Quale fosse la reale posta in gioco lo dimostrava il fatto che, nell’agosto 2003, la Nato sotto comando Usa assumeva con un colpo di mano «il ruolo di leadership dell’Isaf», la «Forza internazionale di assistenza alla sicurezza» creata dalle Nazioni Unite nel dicembre 2001, senza che in quel momento avesse alcuna autorizzazione a farlo. Da quel momento oltre 50 paesi, membri e partner della Nato, partecipavano sotto comando Usa alla guerra in Afghanistan.
Il bilancio politico-militare di questa guerra, che ha versato fiumi di sangue e bruciato enormi risorse, è catastrofico: centinaia di migliaia di morti tra i civili, provocati dalle operazioni belliche, più un numero inquantificabile di «morti indirette» per povertà e malattie causate dalla guerra. Solo gli Stati uniti – documenta il New York Times – vi hanno speso oltre 2.500 miliardi di dollari. Per addestrare e armare 300 mila soldati governativi, sbandatisi in pochi giorni di fronte all’avanzata talebana, sono stati spesi dagli Usa circa 90 miliardi. Circa 55 miliardi per la «ricostruzione» sono stati in gran parte sprecati a causa della corruzione e inefficienza, Oltre 10 miliardi di dollari, investiti in operazioni anti-droga, hanno avuto come risultato che la superficie coltivata ad oppio è quadruplicata, tanto che l’Afghanistan fornisce oggi l’80% dell’oppio prodotto illegalmente nel mondo.

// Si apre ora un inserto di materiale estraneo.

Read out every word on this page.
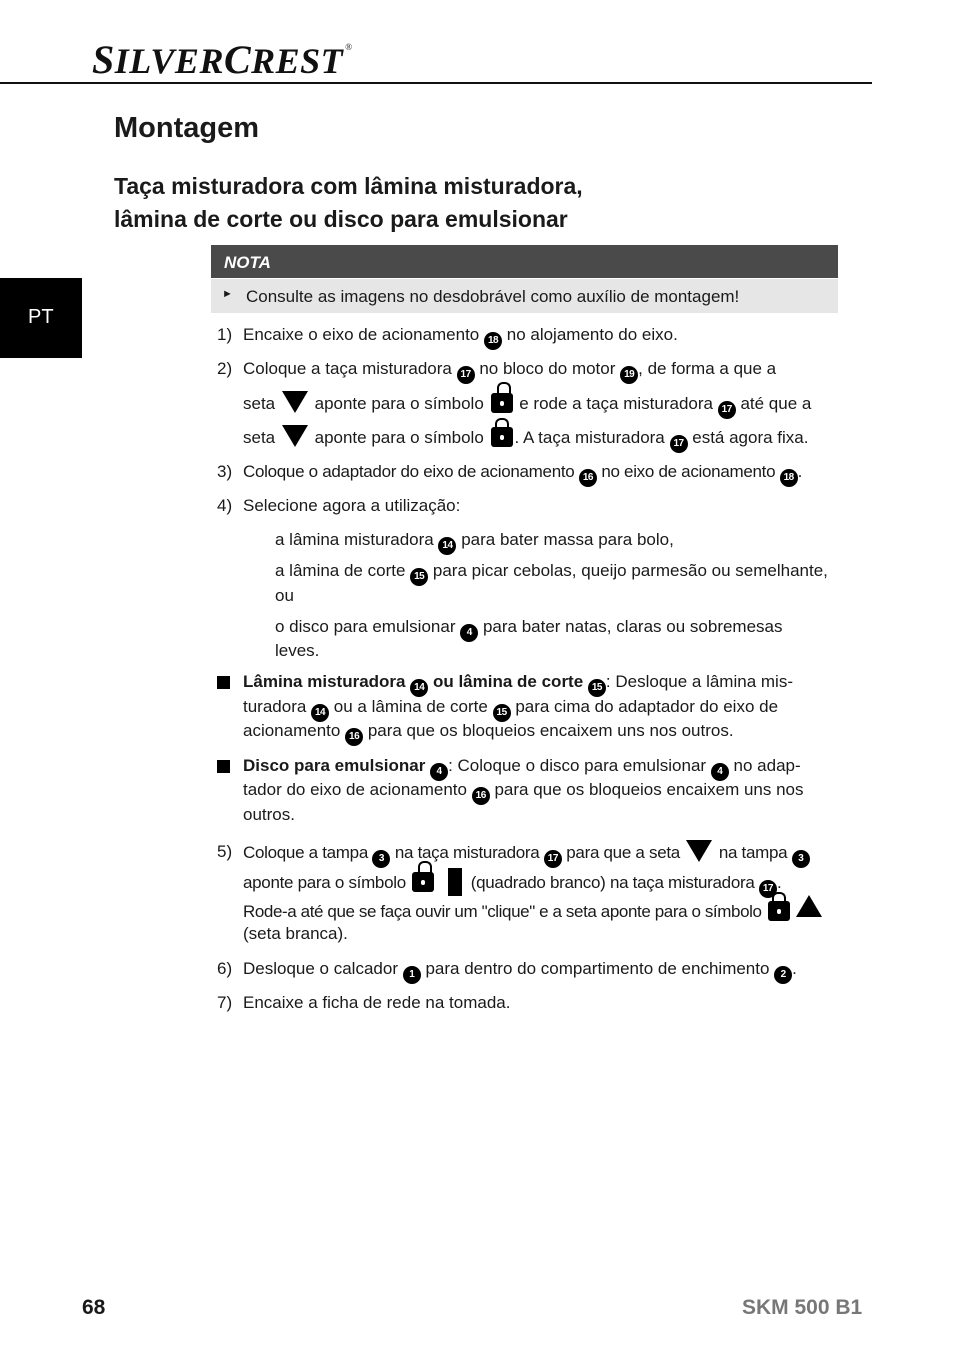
SILVERCREST ®
PT
Montagem
Taça misturadora com lâmina misturadora,
lâmina de corte ou disco para emulsionar
NOTA
► Consulte as imagens no desdobrável como auxílio de montagem!
1) Encaixe o eixo de acionamento 18 no alojamento do eixo.
2) Coloque a taça misturadora 17 no bloco do motor 19 , de forma a que a
seta aponte para o símbolo e rode a taça misturadora 17 até que a
seta aponte para o símbolo . A taça misturadora 17 está agora fixa.
3) Coloque o adaptador do eixo de acionamento 16 no eixo de acionamento 18 .
4) Selecione agora a utilização:
a lâmina misturadora 14 para bater massa para bolo,
a lâmina de corte 15 para picar cebolas, queijo parmesão ou semelhante,
ou
o disco para emulsionar 4 para bater natas, claras ou sobremesas
leves.
Lâmina misturadora 14 ou lâmina de corte 15 : Desloque a lâmina mis-
turadora 14 ou a lâmina de corte 15 para cima do adaptador do eixo de
acionamento 16 para que os bloqueios encaixem uns nos outros.
Disco para emulsionar 4 : Coloque o disco para emulsionar 4 no adap-
tador do eixo de acionamento 16 para que os bloqueios encaixem uns nos
outros.
5) Coloque a tampa 3 na taça misturadora 17 para que a seta na tampa 3
aponte para o símbolo	(quadrado branco) na taça misturadora 17 .
Rode-a até que se faça ouvir um "clique" e a seta aponte para o símbolo
(seta branca).
6) Desloque o calcador 1 para dentro do compartimento de enchimento 2 .
7) Encaixe a ficha de rede na tomada.
68	SKM 500 B1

Emblematica è la storia di Ashraf Ghani, il presidente fuggito in un esilio dorato. Formatosi all’Università Americana a Beirut, faceva carriera alle università Columbia, Berkeley, Harvard e Johns Hopkins negli Usa, e alla Banca Mondiale a Washington. Nel 2004, in veste di ministro delle finanze, otteneva dai paesi «donatori», tra cui l’Italia, un «pacchetto di assistenza» di 27,5 miliardi di dollari. Nel 2014, in un paese in guerra sotto occupazione Usa/Nato, veniva nominato presidente ufficialmente col 55% dei voti. Nel 2015 il presidente Mattarella lo riceveva con tutti gli onori al Quirinale, insieme alla ministra della Difesa Pinotti che lo aveva incontrato un anno prima a Kabul.
Questa catastrofica esperienza si aggiunge a quelle che l’Italia ha già vissuto per aver partecipato, violando la propria Costituzione, alle guerre Nato dai Balcani al Medioriente e al Nordafrica. Nessuna lezione ne viene però tratta dalle forze politiche che siedono in parlamento. Mentre a Washington lo stesso Presidente demolisce il castello di menzogne sugli «alti scopi umanitari», con cui è stata motivata la partecipazione italiana alla guerra in Afghanistan, a Roma, come nel romanzo 1984 di Orwell, si cancella la storia.